A metal-free organic framework for electrocatalytic production of ethylene from carbon dioxide

Use of the greenhouse gas CO₂ as a chemical raw material would not only reduce emissions, but also the consumption of fossil feedstocks. A novel metal-free organic framework could make it possible to electrocatalytically produce ethylene, a primary chemical raw material, from CO₂.

As a team has reported in the journal Angewandte Chemie International Edition, nitrogen atoms with a particular electron configuration play a critical role for the catalyst.

Ethylene (ethene, C₂H₄) is an essential starting material for many products, including polyethylene and other plastics. Ethylene is produced industrially by the high-energy cracking and rectification of fossil feedstocks.

The electrochemical conversion of CO₂ to ethylene would be a promising route to reducing CO₂ emissions while also saving energy and fossil resources.

CO₂ is very stable, which makes it difficult to induce into reaction. With the use of electricity and catalysts, it is currently possible to convert it into C₁ chemicals such as methanol and methane.

The additional challenge in producing ethylene is that a bond must be formed between two carbon atoms. This has previously only been achieved with copper catalysts.
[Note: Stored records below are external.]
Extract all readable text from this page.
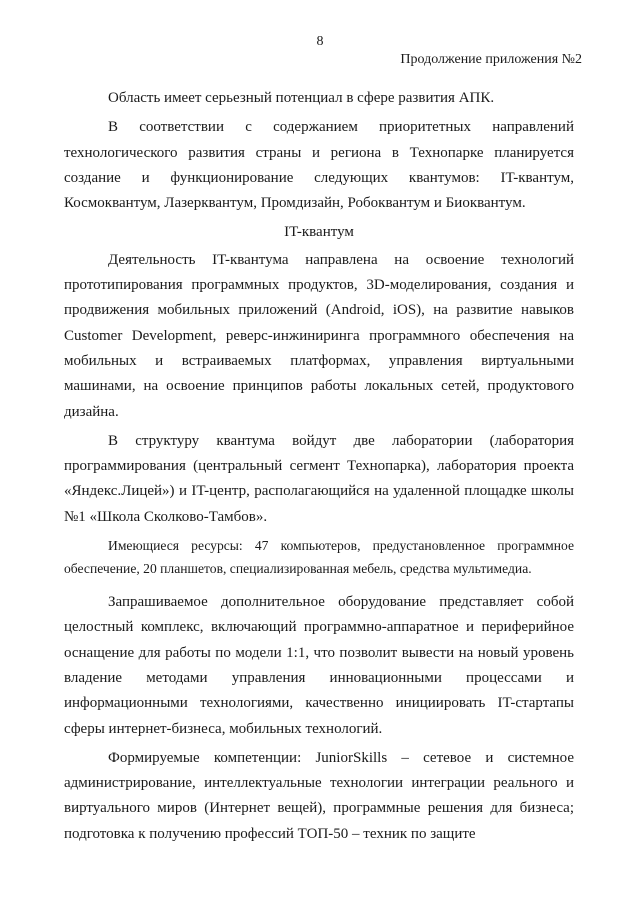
8
Продолжение приложения №2

Область имеет серьезный потенциал в сфере развития АПК.

В соответствии с содержанием приоритетных направлений технологического развития страны и региона в Технопарке планируется создание и функционирование следующих квантумов: IT-квантум, Космоквантум, Лазерквантум, Промдизайн, Робоквантум и Биоквантум.

IT-квантум

Деятельность IT-квантума направлена на освоение технологий прототипирования программных продуктов, 3D-моделирования, создания и продвижения мобильных приложений (Android, iOS), на развитие навыков Customer Development, реверс-инжиниринга программного обеспечения на мобильных и встраиваемых платформах, управления виртуальными машинами, на освоение принципов работы локальных сетей, продуктового дизайна.

В структуру квантума войдут две лаборатории (лаборатория программирования (центральный сегмент Технопарка), лаборатория проекта «Яндекс.Лицей») и IT-центр, располагающийся на удаленной площадке школы №1 «Школа Сколково-Тамбов».

Имеющиеся ресурсы: 47 компьютеров, предустановленное программное обеспечение, 20 планшетов, специализированная мебель, средства мультимедиа.

Запрашиваемое дополнительное оборудование представляет собой целостный комплекс, включающий программно-аппаратное и периферийное оснащение для работы по модели 1:1, что позволит вывести на новый уровень владение методами управления инновационными процессами и информационными технологиями, качественно инициировать IT-стартапы сферы интернет-бизнеса, мобильных технологий.

Формируемые компетенции: JuniorSkills – сетевое и системное администрирование, интеллектуальные технологии интеграции реального и виртуального миров (Интернет вещей), программные решения для бизнеса; подготовка к получению профессий ТОП-50 – техник по защите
Metal-free electrocatalysis would be advantageous because metals are a cost factor and can cause environmental problems.

A team led by Chengtao Gong and Fu-Sheng Ke at Wuhan University, China, has now developed a metal-free electrocatalyst for the conversion of CO₂ to ethylene. The catalyst is based on a nitrogen-containing covalent organic framework (COF).

COFs are a new class of porous, crystalline, purely organic materials with defined topology. In contrast to metal-organic frameworks (MOFs), they require no metal ions to hold them together. Their pore sizes and chemical properties can be tuned over a wide range through selection of the building blocks.

The new COF contains nitrogen atoms with a special electron configuration (sp³ hybridization) as catalytically active centers. These sp³ nitrogen centers bind the individual building blocks into a framework through an aminal link (two amino groups bound to one carbon atom).

In contrast to COFs with a classic imine-linkage (–C=N–), aminal COFs have strict requirements regarding the lengths and angles of the bonds between building blocks, which causes the frameworks to be formed through ring closures.

The researchers found a suitable combination by using piperazine (a six-membered ring made of four carbon and two nitrogen atoms) and a building block made of three aromatic, six-membered carbon rings. When used as electrodes, their new COFs demonstrated high selectivity and performance (Faraday efficiency up to 19.1%) for the production of ethylene.

The success of the aminal COFs is due to the high density of active sp³-nitrogen centers, which both very effectively capture CO₂and transfer electrons. This results in a high concentration of excited intermediates that can undergo C–C coupling.

In contrast, a variety of imine-linked COFs, which contain sp² nitrogen instead of sp³, were similarly tested and produced no ethylene. This proves the importance of proper electron configuration for the electrochemical reduction of CO₂ to ethylene.